UNBEQUEME ERINNERUNGEN AN NS-VERBRECHEN UND UNMENSCHLICHE GLEICHGÜLTIGKEIT
Freiwillige der KZ-Gedenkstätteninitiative bewahren die Leiden der Zwangsarbeiter von 1944 und 1945 vor dem Vergessenwerden
Für viele ist die Nazi-Diktatur unsagbar weit weg, kaum noch nachvollziehbar. Und doch muss man nur einen Blick in die Hasskommentare im Internet, auf populistische Realitätsverweigerer und Tatsachenverdreher oder auf die rechtsextremen Gewalttaten der letzten Jahre werfen, um eine Ahnung davon zu bekommen, in was für einem gesellschaftlichen Umfeld die Nationalsozialisten ihre Verbrechen begehen konnten. Auch in Leonberg. Sogar in direkter Nachbarschaft zur heutigen Alten Schuhfabrik.
In seiner Satzung bekennt sich der Verein Kulturfabrik Leonberg e.V. unter anderem auch zu internationaler Zusammenarbeit und Völkerverständigung. Wir haben uns daher einer jener Gruppenführungen auf dem „Weg der Erinnerung“ angeschlossen, mit denen Freiwillige der 1999 gegründeten KZ-Gedenkstätteninitiative Leonberg (KZGIL) das Andenken an die aus fast ganz Europa zusammengetriebenen Opfer der nationalsozialistischen Gewaltherrschaft vor Ort wach halten.

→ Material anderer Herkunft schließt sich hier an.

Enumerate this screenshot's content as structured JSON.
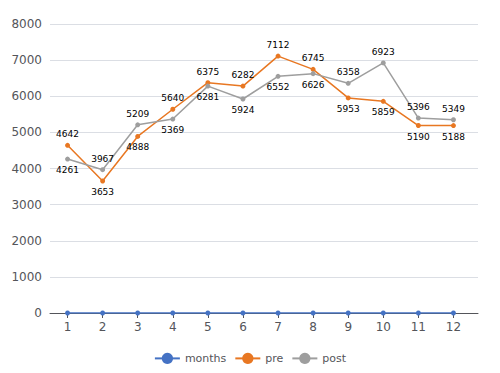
{
  "chart_data": {
    "type": "line",
    "x": [
      1,
      2,
      3,
      4,
      5,
      6,
      7,
      8,
      9,
      10,
      11,
      12
    ],
    "xlim": [
      0.5,
      12.7
    ],
    "xticks": [
      1,
      2,
      3,
      4,
      5,
      6,
      7,
      8,
      9,
      10,
      11,
      12
    ],
    "ylim": [
      0,
      8000
    ],
    "yticks": [
      0,
      1000,
      2000,
      3000,
      4000,
      5000,
      6000,
      7000,
      8000
    ],
    "grid": true,
    "legend": "bottom",
    "series": [
      {
        "name": "months",
        "color": "#4472C4",
        "marker": "circle",
        "values": [
          0,
          0,
          0,
          0,
          0,
          0,
          0,
          0,
          0,
          0,
          0,
          0
        ]
      },
      {
        "name": "pre",
        "color": "#E87722",
        "marker": "circle",
        "data_labels": true,
        "values": [
          4642,
          3653,
          4888,
          5640,
          6375,
          6282,
          7112,
          6745,
          5953,
          5859,
          5190,
          5188
        ]
      },
      {
        "name": "post",
        "color": "#9E9E9E",
        "marker": "circle",
        "data_labels": true,
        "values": [
          4261,
          3967,
          5209,
          5369,
          6281,
          5924,
          6552,
          6626,
          6358,
          6923,
          5396,
          5349
        ]
      }
    ]
  }
}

An einem Sonntagvormittag Ende Oktober treffen wir uns mit rund einem Dutzend interessierter Frauen und Männer vor dem Alten Friedhof an der Seestraße, der ersten von fünf Stationen auf dem „Weg der Erinnerung“. KZGIL-Mitglied Holger Korsten verteilt laminierte Schilder mit aufgedruckten Nummern von damaligen KZ-Häftlingen und fasst stichwortartig die politische Lage vor 79 Jahren zusammen: Im Herbst 1944 war die Nazi-Diktatur an allen Fronten in der Defensive. Gleichzeitig füllten sich zwei eilends in der oberen Seestraße in Leonberg errichtete „Arbeitslager“ mit immer mehr Häftlingen. Gefangene und Verfolgte aus 24 europäischen Ländern, darunter viele Polen, Russen und Ukrainer, aber auch Franzosen, Italiener und verfolgte Deutsche, mussten seit Mitte September 1944 unter unmenschlichen Bedingungen im alten Engelbergtunnel Tragflächen für den ersten seriengefertigten Düsenjäger ME 262 zusammenbauen. Dieser war Teil des „Wunderwaffen“-Programms“, von dem sich das Regime noch den „Endsieg“ im Zweiten Weltkrieg erhoffte. Laut Holger Korsten gingen seit Dezember 1944 Hunderte der insgesamt 5.000 Häftlinge an den katastrophalen Hygiene- und Haftbedingungen zugrunde. Aus einem Massengrab am Blosenberg wurde ein Teil der gestorbenen Lagerinsassen erst auf Anordnung der französischen Militärregierung nach Kriegsende zur Bestattung auf den Alten Friedhof umgebettet. Korsten zeigt auf den großen Gedenkstein auf dem Friedhof: „Hier steht nichts von Zwangsarbeitern, man könnte meinen, die Toten seien Soldaten gewesen.“
Zweite Station ist ein Bauernhof. Er markiert heute noch die Stelle, an der die Seestraße damals durch ein Tor der SS gesperrt war. Ein perfides System der Aufsichtsdelegation an einzelne „Funktionshäftlinge“ habe dafür gesorgt, dass nur 120 SS-Aufseher mehrere tausend Gefangene in Schach halten konnten, so Holger Korsten. Wo früher die Baracken des sogenannten „neuen Lagers“ standen, befindet sich heute das Samariterstift, die dritte Station auf dem Weg.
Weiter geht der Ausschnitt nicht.